/
Terminologie

Terminologie

DNA. Drager van overerfbare eigenschappen. Bevat genen die coderen voor specifieke eiwitten of enzymen.

DNA analyse of sequentie analyse. Methode waarbij de nucleotidevolgorde van het DNA bepaald wordt. Vervolgens kan dan de specifiek nucleotidevolgorde (de sequentie) van een gen opgehelderd worden en kunnen sequenties van genen met elkaar vergeleken worden.

Chromosoom. Bestaat uit een enkele DNA streng. Alle planten hebben tenminste 1 set chromosomen; dat is (het aantal dat in de geslachtscellen aangetroffen wordt=N) x 2. Ze worden ook wel diploïd (2N) genoemd.

Code. De informatie die nodig is om eiwitten aan te maken ligt opgeslagen in een bepaalde code. Deze zogenaamde genetische code bestaat uit een specifieke nucleotide volgorde.

Eiwit. Een eiwit wordt door de cel gemaakt op basis van de informatie die aanwezig is in de RNA moleculen. Eiwitten functioneren als enzymen (zorgen voor omzetten van bepaalde stoffen die aanwezig zijn in de cel) of als structurele eiwitten (bv. om cellen een bepaalde ruimtelijke vorm te geven).

Gen. Gedeelte van het DNA dat codeert voor een eiwit met een specifieke functie. Een gen kan actief zijn (er worden dan RNA moleculen en vervolgens eiwitten gevormd) of inactief (er wordt geen RNA gevormd). De veelal specifiek nucleotidevolgorde van een gen wordt de gen-sequentie genoemd.

Genoom. De complete hoeveelheid DNA dat zich bevind in de celkern van een individuele cel.

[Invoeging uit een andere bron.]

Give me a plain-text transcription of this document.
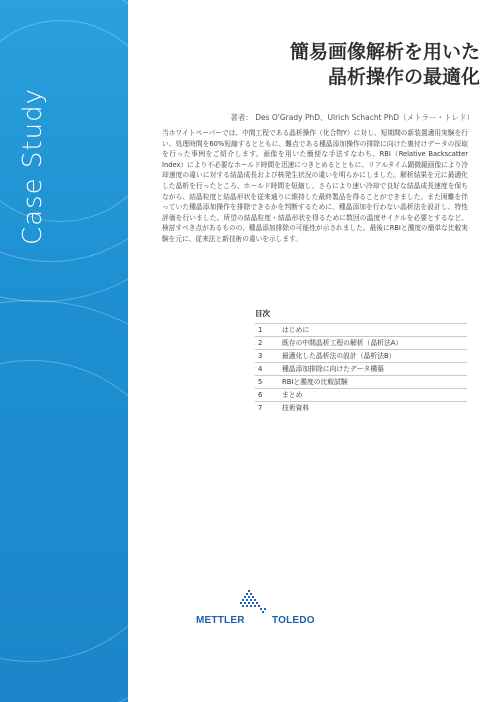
Case Study
簡易画像解析を用いた
晶析操作の最適化
著者： Des O'Grady PhD、Ulrich Schacht PhD（メトラー・トレド）
当ホワイトペーパーでは、中間工程である晶析操作（化合物Y）に対し、短期間の新装置適用実験を行い、処理時間を60%短縮するとともに、難点である種晶添加操作の排除に向けた裏付けデータの採取を行った事例をご紹介します。画像を用いた簡便な手法すなわち、RBI（Relative Backscatter Index）により不必要なホールド時間を迅速につきとめるとともに、リアルタイム顕微鏡画像により冷却速度の違いに対する結晶成長および核発生状況の違いを明らかにしました。解析結果を元に最適化した晶析を行ったところ、ホールド時間を短縮し、さらにより速い冷却で良好な結晶成長速度を保ちながら、結晶粒度と結晶形状を従来通りに維持した最終製品を得ることができました。また困難を伴っていた種晶添加操作を排除できるかを判断するために、種晶添加を行わない晶析法を設計し、特性評価を行いました。所望の結晶粒度・結晶形状を得るために数回の温度サイクルを必要とするなど、検討すべき点があるものの、種晶添加排除の可能性が示されました。最後にRBIと濁度の簡単な比較実験を元に、従来法と新技術の違いを示します。
目次
1	はじめに
2	既存の中間晶析工程の解析（晶析法A）
3	最適化した晶析法の設計（晶析法B）
4	種晶添加排除に向けたデータ構築
5	RBIと濁度の比較試験
6	まとめ
7	技術資料
METTLER	TOLEDO
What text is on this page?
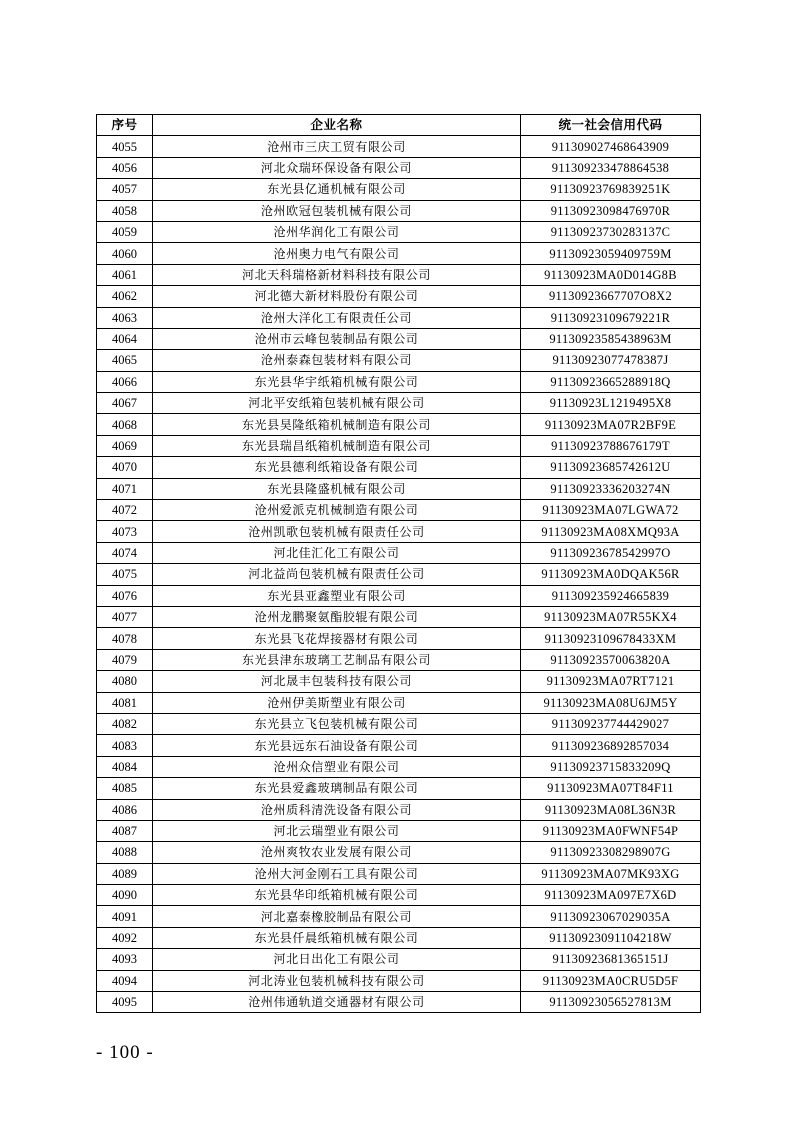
序号	企业名称	统一社会信用代码
4055	沧州市三庆工贸有限公司	91130902746864390​9
4056	河北众瑞环保设备有限公司	911309233478864538
4057	东光县亿通机械有限公司	91130923769839251K
4058	沧州欧冠包装机械有限公司	91130923098476970R
4059	沧州华润化工有限公司	91130923730283137C
4060	沧州奥力电气有限公司	91130923059409759M
4061	河北天科瑞格新材料科技有限公司	91130923MA0D014G8B
4062	河北德大新材料股份有限公司	91130923667707O8X2
4063	沧州大洋化工有限责任公司	91130923109679221R
4064	沧州市云峰包装制品有限公司	91130923585438963M
4065	沧州泰森包装材料有限公司	91130923077478387J
4066	东光县华宇纸箱机械有限公司	91130923665288918Q
4067	河北平安纸箱包装机械有限公司	91130923L1219495X8
4068	东光县昊隆纸箱机械制造有限公司	91130923MA07R2BF9E
4069	东光县瑞昌纸箱机械制造有限公司	91130923788676179T
4070	东光县德利纸箱设备有限公司	91130923685742612U
4071	东光县隆盛机械有限公司	91130923336203274N
4072	沧州爱派克机械制造有限公司	91130923MA07LGWA72
4073	沧州凯歌包装机械有限责任公司	91130923MA08XMQ93A
4074	河北佳汇化工有限公司	91130923678542997O
4075	河北益尚包装机械有限责任公司	91130923MA0DQAK56R
4076	东光县亚鑫塑业有限公司	911309235924665839
4077	沧州龙鹏聚氨酯胶辊有限公司	91130923MA07R55KX4
4078	东光县飞花焊接器材有限公司	91130923109678433XM
4079	东光县津东玻璃工艺制品有限公司	91130923570063820A
4080	河北晟丰包装科技有限公司	91130923MA07RT7121
4081	沧州伊美斯塑业有限公司	91130923MA08U6JM5Y
4082	东光县立飞包装机械有限公司	91130923774442902​7
4083	东光县远东石油设备有限公司	911309236892857034
4084	沧州众信塑业有限公司	91130923715833209Q
4085	东光县爱鑫玻璃制品有限公司	91130923MA07T84F11
4086	沧州质科清洗设备有限公司	91130923MA08L36N3R
4087	河北云瑞塑业有限公司	91130923MA0FWNF54P
4088	沧州爽牧农业发展有限公司	91130923308298907G
4089	沧州大河金刚石工具有限公司	91130923MA07MK93XG
4090	东光县华印纸箱机械有限公司	91130923MA097E7X6D
4091	河北嘉泰橡胶制品有限公司	91130923067029035A
4092	东光县仟晨纸箱机械有限公司	91130923091104218W
4093	河北日出化工有限公司	91130923681365151J
4094	河北涛业包装机械科技有限公司	91130923MA0CRU5D5F
4095	沧州伟通轨道交通器材有限公司	91130923056527813M
- 100 -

Marker. Een specifiek stuk van het DNA dat detecteerbaar is. Markers worden gebruikt om resultaten van bijvoorbeeld kruisingen te bepalen in het nageslacht. Een verzameling markers van een bepaald gewas functioneert als een soort vingerafdruk. Soms is een marker gekoppeld aan een bepaalde eigenschap. Een dergelijke marker wordt dan een QTL (Quantitative Trait Locus) genoemd. Als een marker wijst op de aanwezigheid van 1 specifiek nucleotide in een bepaalde gen-sequentie spreekt men van een SNP (Single Nucleotide Polymorphism).

Als het volgen van markers leidend is in veredelingsprogramma’s spreekt met van ‘Marker Assisted Breeding’.

Mutant. Een organisme behorend tot een soort of ras die een overerfbare verandering in het DNA heeft ondergaan. Mutaties kunnen spontaan ontstaan (zonder ingrijpen van de mens) maar kunnen ook geïnduceerd worden (door ingrijpen van de mens).

Nucleotide. DNA moleculen zijn opgebouwd uit nucleotiden. Er bestaan vier verschillende nucleotiden met de codes A, C, G en T. De volgorde van de nucleotiden in bijvoorbeeld een gen, wordt een gen sequentie genoemd. Deze volgorde is voor ieder gen uniek. Ook RNA moleculen bestaan uit nucleotiden.

Polyploïdie. Ontstaat vaak door abnormale celdeling, spontaan of geïnduceerd door specifieke chemicaliën, resulterend in aantallen chromosomen die afwijken van het normale aantal (diploïd = 2N: 1 set chromosomen van de vader, 1 van de moeder). Vaak kunnen planten met polyploïdie niet makkelijk meer gekruist worden met de oorspronkelijke, diploïde, ouders.

Promotor. Nucleotide sequentie op het DNA die bepaald wanneer een bijbehorend gen actief wordt.

Recombinatie. Tijdens de productie van geslachtscellen vind vindt er een herschikking plaats tussen genen van verschillende chromosomen. Het nageslacht heeft daarmee een andere combinatie van genen dan elk van de beide ouders.

RNA. Dragers van de code op basis waarvan eiwitten geproduceerd worden. RNA moleculen worden aangemaakt zodra een bepaald gen actief wordt.

Trait. Specifieke goed omschreven eigenschap.

Transcriptie. Proces waarbij de code van het DNA omgezet wordt in RNA moleculen met precies diezelfde code. De code wordt als het ware gekopieerd/overgeschreven. Op basis van deze code worden de eiwitten gesynthetiseerd.

Translatie. Proces waarbij de code van het RNA molecuul gebruikt wordt om eiwitten te synthetiseren. De code wordt als het ware vertaald naar een eiwit.